3. It is counter productive to tell me that you are in a rush and that you'd like me to wrap your 6 foot spruce for you, when you are yourself a fully capable 35-year-old man who is clearly just a wussy.
4. Yes, it is hot enough for me.
5. No, we don't get too much of a breeze in here.
6. Furthermore, no I don't feel bad for you that you're out in this heat. There's air conditioning both in your house and in your car.
7. Generally, if you don't water it - it'll die.
8. Generally, if it's dead, you can't return it. (Unless it's a tree.)

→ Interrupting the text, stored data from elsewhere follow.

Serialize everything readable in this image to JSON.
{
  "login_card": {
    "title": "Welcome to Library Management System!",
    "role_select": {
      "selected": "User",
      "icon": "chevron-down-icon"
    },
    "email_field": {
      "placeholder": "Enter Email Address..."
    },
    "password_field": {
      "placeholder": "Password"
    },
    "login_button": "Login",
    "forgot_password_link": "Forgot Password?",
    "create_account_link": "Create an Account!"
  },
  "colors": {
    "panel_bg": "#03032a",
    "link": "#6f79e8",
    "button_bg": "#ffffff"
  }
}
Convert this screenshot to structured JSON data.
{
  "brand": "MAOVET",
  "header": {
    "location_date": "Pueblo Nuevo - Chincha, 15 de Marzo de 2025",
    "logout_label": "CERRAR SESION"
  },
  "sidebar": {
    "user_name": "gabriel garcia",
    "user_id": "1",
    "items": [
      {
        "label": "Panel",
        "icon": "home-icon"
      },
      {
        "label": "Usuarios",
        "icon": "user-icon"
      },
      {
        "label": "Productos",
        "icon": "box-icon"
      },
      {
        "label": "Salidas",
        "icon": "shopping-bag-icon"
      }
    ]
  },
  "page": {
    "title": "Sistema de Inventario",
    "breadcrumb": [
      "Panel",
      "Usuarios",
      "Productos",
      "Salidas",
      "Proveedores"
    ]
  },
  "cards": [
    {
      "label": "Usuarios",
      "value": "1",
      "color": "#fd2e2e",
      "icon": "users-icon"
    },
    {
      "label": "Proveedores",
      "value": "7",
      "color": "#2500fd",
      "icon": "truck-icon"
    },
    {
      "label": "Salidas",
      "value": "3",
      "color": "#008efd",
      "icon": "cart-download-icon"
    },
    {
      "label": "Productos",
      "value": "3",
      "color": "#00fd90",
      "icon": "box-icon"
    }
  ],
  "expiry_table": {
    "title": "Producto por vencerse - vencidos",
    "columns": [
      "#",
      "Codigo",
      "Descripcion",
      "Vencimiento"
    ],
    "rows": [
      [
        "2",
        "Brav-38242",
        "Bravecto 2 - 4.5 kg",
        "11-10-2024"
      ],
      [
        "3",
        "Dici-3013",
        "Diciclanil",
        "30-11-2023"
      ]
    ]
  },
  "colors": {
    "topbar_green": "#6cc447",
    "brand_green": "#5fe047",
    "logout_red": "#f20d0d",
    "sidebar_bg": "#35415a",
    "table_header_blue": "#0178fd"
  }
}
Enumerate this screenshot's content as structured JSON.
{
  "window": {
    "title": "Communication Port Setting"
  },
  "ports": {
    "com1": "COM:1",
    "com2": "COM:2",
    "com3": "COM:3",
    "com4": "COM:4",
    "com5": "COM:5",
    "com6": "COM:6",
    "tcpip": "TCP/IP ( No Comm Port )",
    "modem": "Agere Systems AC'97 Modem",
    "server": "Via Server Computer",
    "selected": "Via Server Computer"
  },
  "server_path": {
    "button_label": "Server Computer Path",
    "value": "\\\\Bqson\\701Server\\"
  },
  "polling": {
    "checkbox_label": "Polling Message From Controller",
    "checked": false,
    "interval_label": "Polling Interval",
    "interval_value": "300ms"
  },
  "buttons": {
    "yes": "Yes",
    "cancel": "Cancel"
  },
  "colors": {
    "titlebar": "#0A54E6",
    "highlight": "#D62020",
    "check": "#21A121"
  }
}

9. In fact, as a follow-up to 8 - the return policy is on the back of your receipt so that you can read it and understand it before coming back to the store, therefore never having to be an asshole to the employee who couldn't care less about whatever it is that you didn't water and that died. Note also that you'll need the receipt to return anything that IS, in fact, returnable. This is a general rule EVERYWHERE. If you didn't know this, then maybe you should go out more.
10. If you're in a rush, then perhaps you should choose another day to garden.
But on a more positive note - it's only 11 days till my birthday!